In Sharpeville, Teboho Katze and about 40 other people sit under a tree after cleaning the local cemetery, a ritual they started doing voluntarily and in the hope that the council will eventually keep a promise to pay them.

In December last year, they got a once-off grant of R600 each. But they remain optimistic that Mbeki will deliver the goods.

”My friends and I remain even more committed to the ANC because we realise it is the local councillors who are failing us. The problem is that councillors are not nominated by the community but by card-carrying ANC members. So we have no choice but to vote for the party because we can’t choose an individual.”

Katze added: ”We don’t need a weak ANC because if the ANC is weak, then government will be weak.”

Katze and his comrades are mild compared with the radicals in the Sedibeng Organised Residents Forum (SORF). This umbrella body for 17 civic and political organisations has called for the complete dissolution of the local council, saying there is little in the way of delivery.

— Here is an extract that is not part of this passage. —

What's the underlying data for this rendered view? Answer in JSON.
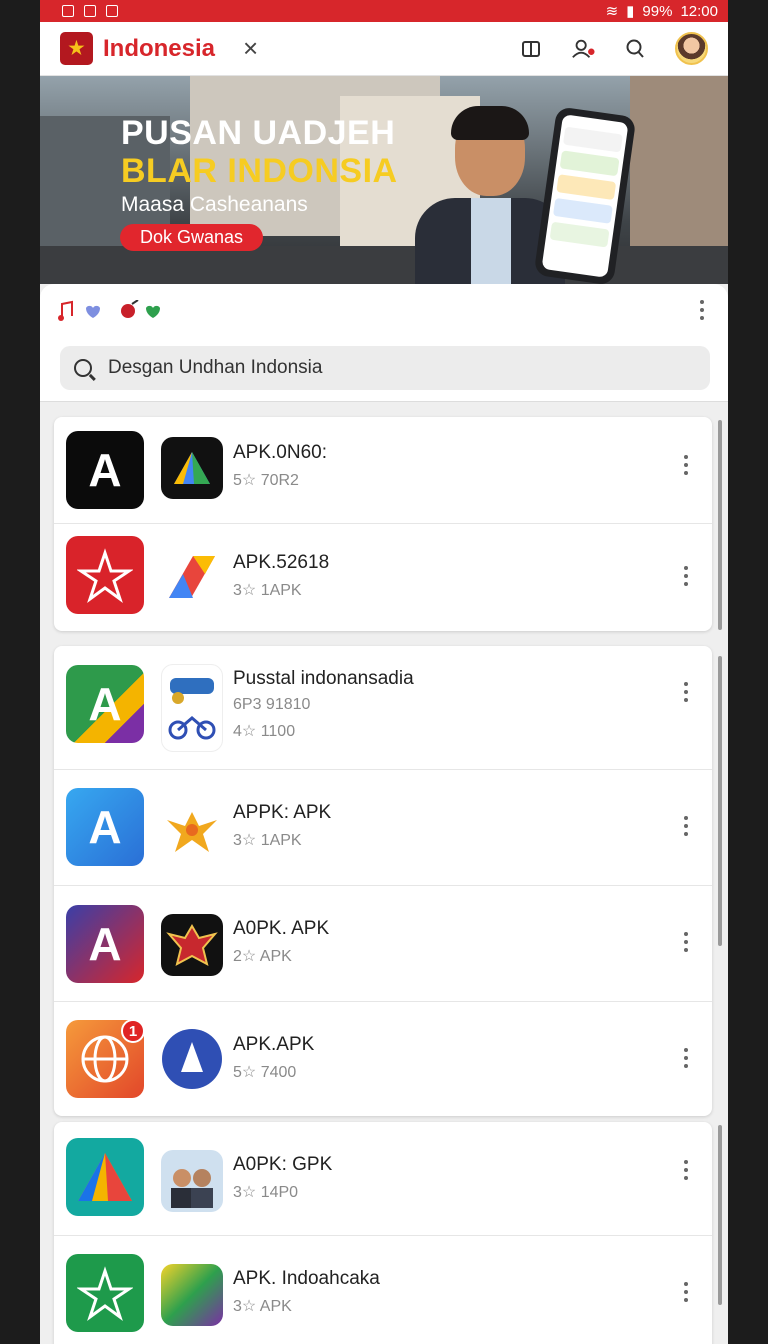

Rev Enoch Tlebere, of the affiliated Christian Knowledge Independent Churches Forum, said SORF recently organised a march to channel people’s anger. ”There has been no development at all since the 1980s and the people are angry. The Vaal is like an isolated place, neither in Gauteng nor in the Free State. We hear of Gauteng’s Blue IQ, which helps in Johannesburg, Alexandra, Ekurhuleni and Pretoria — but does nothing in the Vaal.”

Mbeki faces a tough task. He will have to convince sceptics like SORF that his visit is not just about drumming up support for local councillors before the local government elections.